Overall in 2020–2021- the high school graduation rate has increased to 86.2%. Despite this, we still have almost 750,000 students who don’t finish high school on time.
Studies have shown that not graduating high school on time impacts a student’s future career prospects immensely [1, 2]. “According to the authors of this study — students who do not graduate on time can strain school districts’ resources. To address this issue, school districts have been heavily investing in the construction and deployment of intervention programs to better support at risk students and their individual needs. The success of these individualized intervention programs depends on schools’ ability to accurately identify and prioritize students who need help.” [3]
The DATA:
The authors partnered with 2 large school districts
District A
- Two cohorts — 10884 and 10829 students, expected to graduate in 2012 and 2013 respectively. Most of the students in these cohorts were tracked from 6th — 12th grade.
District B
- Two cohorts — 1499 and 1575 students, expected to graduate in 2012 and 2013 respectively. Most of the students in these cohorts were tracked from 8th — 12th grade.
The TASK:
- “off track” — more difficult to help a student who is off track — ie gpa is dropping, repeating grades.
- Identify at- risk students as early as possible in order to maximize resources.
- Identifying at risk students before they became off-track.
- Build a model that can assign a risk score for each student.
The RESULTS:
The authors used several metrics — accuracy, AUC, precision, and recall. Several models — Random Forest, Decision Trees, Support Vector Machines, Adaboost, and Logistic Regression were built to identify at risk students.
Most of the classification models the authors used assigned confidence/probability estimates to each of the data points. They chose to use these estimates to rank students and assign risk scores.
Overall the researchers decided on an algorithm provided by the strongest model — Random Forest. They were able to identify at- risk students and assign risk scores for students.
Why is this relevant?
Predictions allow businesses and individuals to make changes to their behavior, or implement intervention strategies to address adverse events.

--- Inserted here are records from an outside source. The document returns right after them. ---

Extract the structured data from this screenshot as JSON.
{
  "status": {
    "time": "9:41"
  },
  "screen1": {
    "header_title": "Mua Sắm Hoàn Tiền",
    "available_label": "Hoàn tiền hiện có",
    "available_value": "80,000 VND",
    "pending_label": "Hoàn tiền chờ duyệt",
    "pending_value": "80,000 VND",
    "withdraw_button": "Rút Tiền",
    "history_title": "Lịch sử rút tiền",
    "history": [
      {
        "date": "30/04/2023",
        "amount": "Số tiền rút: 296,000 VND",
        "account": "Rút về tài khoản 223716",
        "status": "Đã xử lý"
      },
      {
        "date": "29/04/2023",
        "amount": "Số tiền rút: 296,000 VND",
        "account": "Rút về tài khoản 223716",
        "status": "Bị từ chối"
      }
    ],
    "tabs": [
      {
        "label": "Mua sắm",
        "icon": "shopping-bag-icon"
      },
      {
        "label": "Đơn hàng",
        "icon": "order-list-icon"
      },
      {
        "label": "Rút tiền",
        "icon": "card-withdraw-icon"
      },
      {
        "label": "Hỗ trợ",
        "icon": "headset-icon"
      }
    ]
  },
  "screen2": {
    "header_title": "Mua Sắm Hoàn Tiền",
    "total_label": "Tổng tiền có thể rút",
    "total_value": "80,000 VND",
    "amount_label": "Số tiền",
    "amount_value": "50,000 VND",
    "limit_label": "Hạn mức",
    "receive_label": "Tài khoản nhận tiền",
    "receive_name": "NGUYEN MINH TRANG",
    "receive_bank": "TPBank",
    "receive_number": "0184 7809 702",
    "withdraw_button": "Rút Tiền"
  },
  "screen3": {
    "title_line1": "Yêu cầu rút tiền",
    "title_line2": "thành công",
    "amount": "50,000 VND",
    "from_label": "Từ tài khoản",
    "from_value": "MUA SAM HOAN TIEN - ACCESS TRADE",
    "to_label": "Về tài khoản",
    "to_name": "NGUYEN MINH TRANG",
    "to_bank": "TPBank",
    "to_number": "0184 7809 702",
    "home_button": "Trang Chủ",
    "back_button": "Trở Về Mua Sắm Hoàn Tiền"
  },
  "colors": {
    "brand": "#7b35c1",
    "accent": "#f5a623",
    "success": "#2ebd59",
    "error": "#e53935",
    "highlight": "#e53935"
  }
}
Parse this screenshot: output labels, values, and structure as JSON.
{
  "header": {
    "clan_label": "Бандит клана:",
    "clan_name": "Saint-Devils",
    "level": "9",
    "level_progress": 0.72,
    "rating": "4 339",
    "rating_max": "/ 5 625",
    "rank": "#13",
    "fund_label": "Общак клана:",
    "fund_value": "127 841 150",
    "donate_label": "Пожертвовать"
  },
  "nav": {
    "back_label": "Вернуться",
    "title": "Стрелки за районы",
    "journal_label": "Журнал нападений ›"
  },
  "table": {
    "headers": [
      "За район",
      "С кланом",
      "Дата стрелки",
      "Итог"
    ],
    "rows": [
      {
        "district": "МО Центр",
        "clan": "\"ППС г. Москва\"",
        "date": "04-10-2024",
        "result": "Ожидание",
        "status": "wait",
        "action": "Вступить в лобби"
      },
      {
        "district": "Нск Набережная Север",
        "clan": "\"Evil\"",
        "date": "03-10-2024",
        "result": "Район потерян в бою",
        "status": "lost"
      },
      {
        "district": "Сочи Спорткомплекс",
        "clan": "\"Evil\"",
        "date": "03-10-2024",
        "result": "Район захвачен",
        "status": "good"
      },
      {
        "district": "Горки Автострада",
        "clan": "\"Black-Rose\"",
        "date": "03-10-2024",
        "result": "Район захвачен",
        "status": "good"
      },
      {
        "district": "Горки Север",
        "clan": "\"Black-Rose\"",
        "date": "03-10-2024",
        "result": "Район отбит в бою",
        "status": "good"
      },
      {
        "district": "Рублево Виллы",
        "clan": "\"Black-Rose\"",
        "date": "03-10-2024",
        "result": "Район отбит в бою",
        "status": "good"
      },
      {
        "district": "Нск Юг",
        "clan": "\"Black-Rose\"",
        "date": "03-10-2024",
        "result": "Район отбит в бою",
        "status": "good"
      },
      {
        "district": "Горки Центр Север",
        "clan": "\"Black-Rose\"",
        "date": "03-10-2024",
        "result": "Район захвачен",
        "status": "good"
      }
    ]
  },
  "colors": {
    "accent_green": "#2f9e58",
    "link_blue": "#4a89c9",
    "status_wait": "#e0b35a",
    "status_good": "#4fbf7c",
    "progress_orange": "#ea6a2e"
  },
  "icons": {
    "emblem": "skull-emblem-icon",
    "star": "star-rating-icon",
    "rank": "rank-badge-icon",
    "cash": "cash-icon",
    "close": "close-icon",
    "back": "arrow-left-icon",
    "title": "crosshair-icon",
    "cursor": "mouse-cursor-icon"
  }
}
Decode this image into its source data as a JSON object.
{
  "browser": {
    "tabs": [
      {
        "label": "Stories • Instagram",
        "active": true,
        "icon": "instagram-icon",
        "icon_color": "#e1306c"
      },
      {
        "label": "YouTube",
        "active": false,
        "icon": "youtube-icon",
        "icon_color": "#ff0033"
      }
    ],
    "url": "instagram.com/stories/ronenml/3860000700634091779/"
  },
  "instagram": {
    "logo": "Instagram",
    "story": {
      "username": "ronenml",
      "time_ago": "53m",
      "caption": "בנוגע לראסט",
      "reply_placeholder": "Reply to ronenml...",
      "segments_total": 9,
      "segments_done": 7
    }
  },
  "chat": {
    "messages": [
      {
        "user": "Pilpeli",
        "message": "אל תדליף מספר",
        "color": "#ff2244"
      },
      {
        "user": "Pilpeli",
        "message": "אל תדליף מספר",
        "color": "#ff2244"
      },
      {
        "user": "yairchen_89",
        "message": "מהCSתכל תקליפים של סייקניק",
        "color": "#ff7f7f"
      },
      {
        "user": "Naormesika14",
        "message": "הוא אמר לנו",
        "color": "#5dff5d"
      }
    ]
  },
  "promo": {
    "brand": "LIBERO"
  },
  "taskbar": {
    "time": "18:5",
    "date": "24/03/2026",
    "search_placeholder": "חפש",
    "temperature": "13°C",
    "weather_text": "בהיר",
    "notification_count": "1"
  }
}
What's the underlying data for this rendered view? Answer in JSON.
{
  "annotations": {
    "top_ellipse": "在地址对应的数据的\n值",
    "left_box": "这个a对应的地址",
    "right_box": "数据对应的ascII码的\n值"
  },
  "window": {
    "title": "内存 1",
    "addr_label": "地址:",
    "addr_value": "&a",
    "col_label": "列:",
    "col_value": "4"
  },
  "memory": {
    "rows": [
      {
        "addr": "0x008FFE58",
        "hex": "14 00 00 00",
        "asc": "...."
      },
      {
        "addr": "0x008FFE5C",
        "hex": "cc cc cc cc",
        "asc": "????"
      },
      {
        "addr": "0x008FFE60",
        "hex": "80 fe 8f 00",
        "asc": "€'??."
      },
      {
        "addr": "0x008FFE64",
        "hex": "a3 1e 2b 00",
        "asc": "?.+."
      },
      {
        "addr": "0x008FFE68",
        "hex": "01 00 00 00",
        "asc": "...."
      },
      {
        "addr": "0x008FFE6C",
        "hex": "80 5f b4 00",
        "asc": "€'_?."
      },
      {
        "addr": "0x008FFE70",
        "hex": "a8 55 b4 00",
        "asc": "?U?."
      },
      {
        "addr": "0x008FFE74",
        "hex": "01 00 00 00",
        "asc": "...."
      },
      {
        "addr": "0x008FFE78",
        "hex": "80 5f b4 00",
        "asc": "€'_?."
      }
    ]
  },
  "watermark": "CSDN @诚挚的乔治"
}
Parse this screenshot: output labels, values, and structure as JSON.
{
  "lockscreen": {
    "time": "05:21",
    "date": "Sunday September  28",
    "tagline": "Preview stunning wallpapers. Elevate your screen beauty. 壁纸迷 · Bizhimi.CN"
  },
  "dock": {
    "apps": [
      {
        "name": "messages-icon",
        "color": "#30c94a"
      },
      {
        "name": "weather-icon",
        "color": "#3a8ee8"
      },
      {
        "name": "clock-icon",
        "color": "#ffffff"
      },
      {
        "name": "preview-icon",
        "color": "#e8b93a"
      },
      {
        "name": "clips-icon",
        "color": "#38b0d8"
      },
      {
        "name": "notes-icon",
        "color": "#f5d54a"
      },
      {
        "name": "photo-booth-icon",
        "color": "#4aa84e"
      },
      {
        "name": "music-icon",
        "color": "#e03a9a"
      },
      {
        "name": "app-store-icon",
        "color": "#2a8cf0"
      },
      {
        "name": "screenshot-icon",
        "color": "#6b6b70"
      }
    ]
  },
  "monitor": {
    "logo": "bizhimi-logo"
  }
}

We saw two examples above — an individual making altering their behavior in response to a prediction (not being at the bus stop at 8:15). We saw another example in the paper below. A school implementing a strategy to help students.
This is important because predictions can be used across almost all industries
- manage staffing / resources at a restaurant or store ( Black Friday/ Holiday Shopping)
- implementing healthcare interventions ( if a person is at risk of developing conditions — cancer, high blood pressure, heart disease, or diabetes — you can screen earlier, provide education, help patients develop skills for decreasing stress)
- creating promotions to attract new members (gym)
If you’d like to read more about the models the authors developed — here’s the link. http://www.dssgfellowship.org//wp-content/uploads/2016/04/montogmery-kd2015.pdf
Citations:
- Building a Grad Nation. http: //www.americaspromise.org/sites/default/files/ legacy/bodyfiles/BuildingAGradNation2012.pdf.
- A. J. Bowers, R. Sprott, and S. A. Taff. Do we know who will drop out?: A review of the predictors of dropping out of high school: Precision, sensitivity, and specificity. The High School Journal, 96(2):77–100, 2013.
- Lakkaraju, Himabindu, Everaldo Aguiar, Carl Shan, David Miller, Nasir Bhanpuri, Rayid Ghani, and Kecia Addison. “A Machine Learning Framework to Identify Students at Risk of Adverse Academic Outcomes.” Proceedings of the ACM SIGKDD Conference on Knowledge Discovery and Data Mining 21st (2015).